Encarmine asked her of gentle things. He asked of the Painted Realm. What wars did they wage? What battles? Were there contests? She spoke of what she knew, and tried to tell him of the hardship from the conflict of he and other seasons. That there was no time for contests and duels when seasons changed by the day. He did not seem to know this was the case. That the warring of the Seasons changed so much.
“Do your people become sterner because of this?” he asked.
“They die, my lord. Before they can even walk.”
He didn’t dismiss this, Encarmine considered it as they walked.
Celestine told him was wars she knew, meager as they were. Bands of starving men battling each other, like emaciated beggars knifing each other for bread.

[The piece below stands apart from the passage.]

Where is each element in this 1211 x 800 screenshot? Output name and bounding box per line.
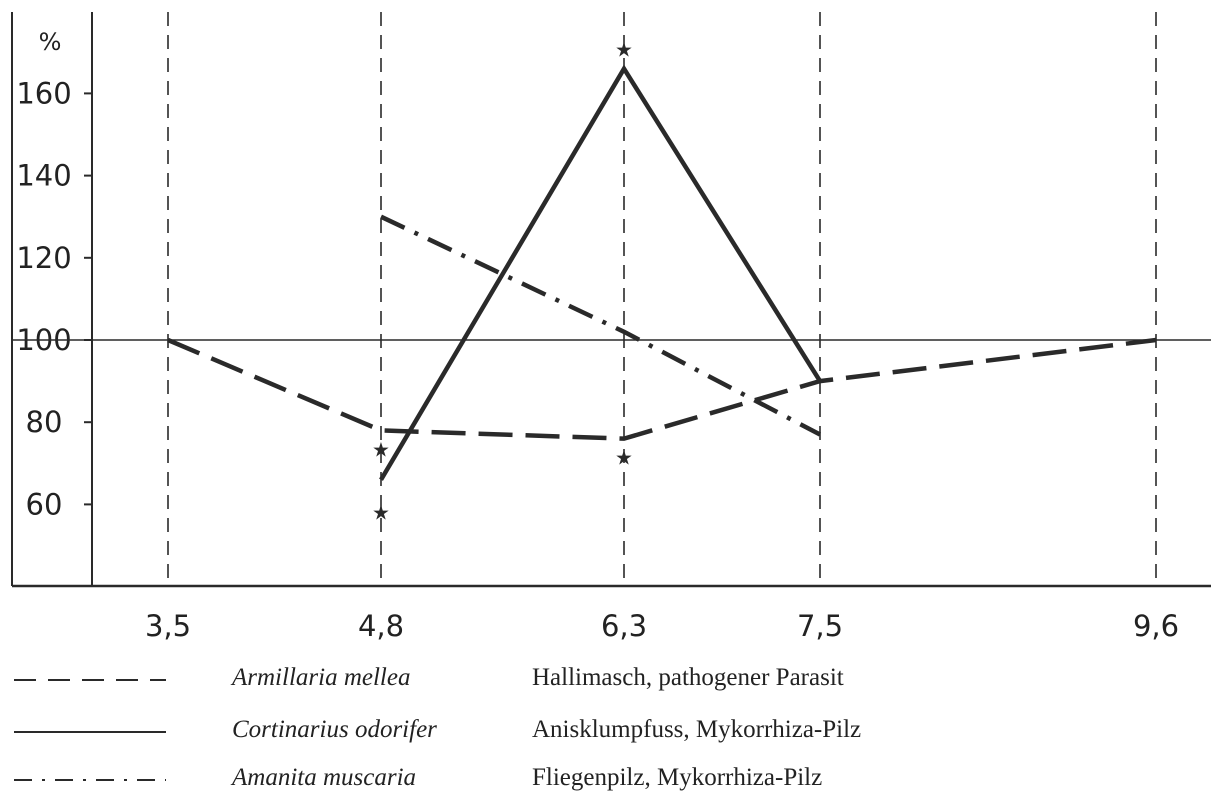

Slowly, as they walked towards the town on the way to his keep, the fear of him diminished slightly. There was a mirth to speaking to him. To walking alongside a demigod and Lord of Calendar. Sometimes out of the corner of her eye, he seemed a thing of red and black, with a glorious crown of metal, but when she turned, his grateful eyes regarded her.
“Many died upon the battlefield, and we spent all week tending to the wounded.” Celestine said as they walked past a great mill. She was speaking of a pitch battle near her home.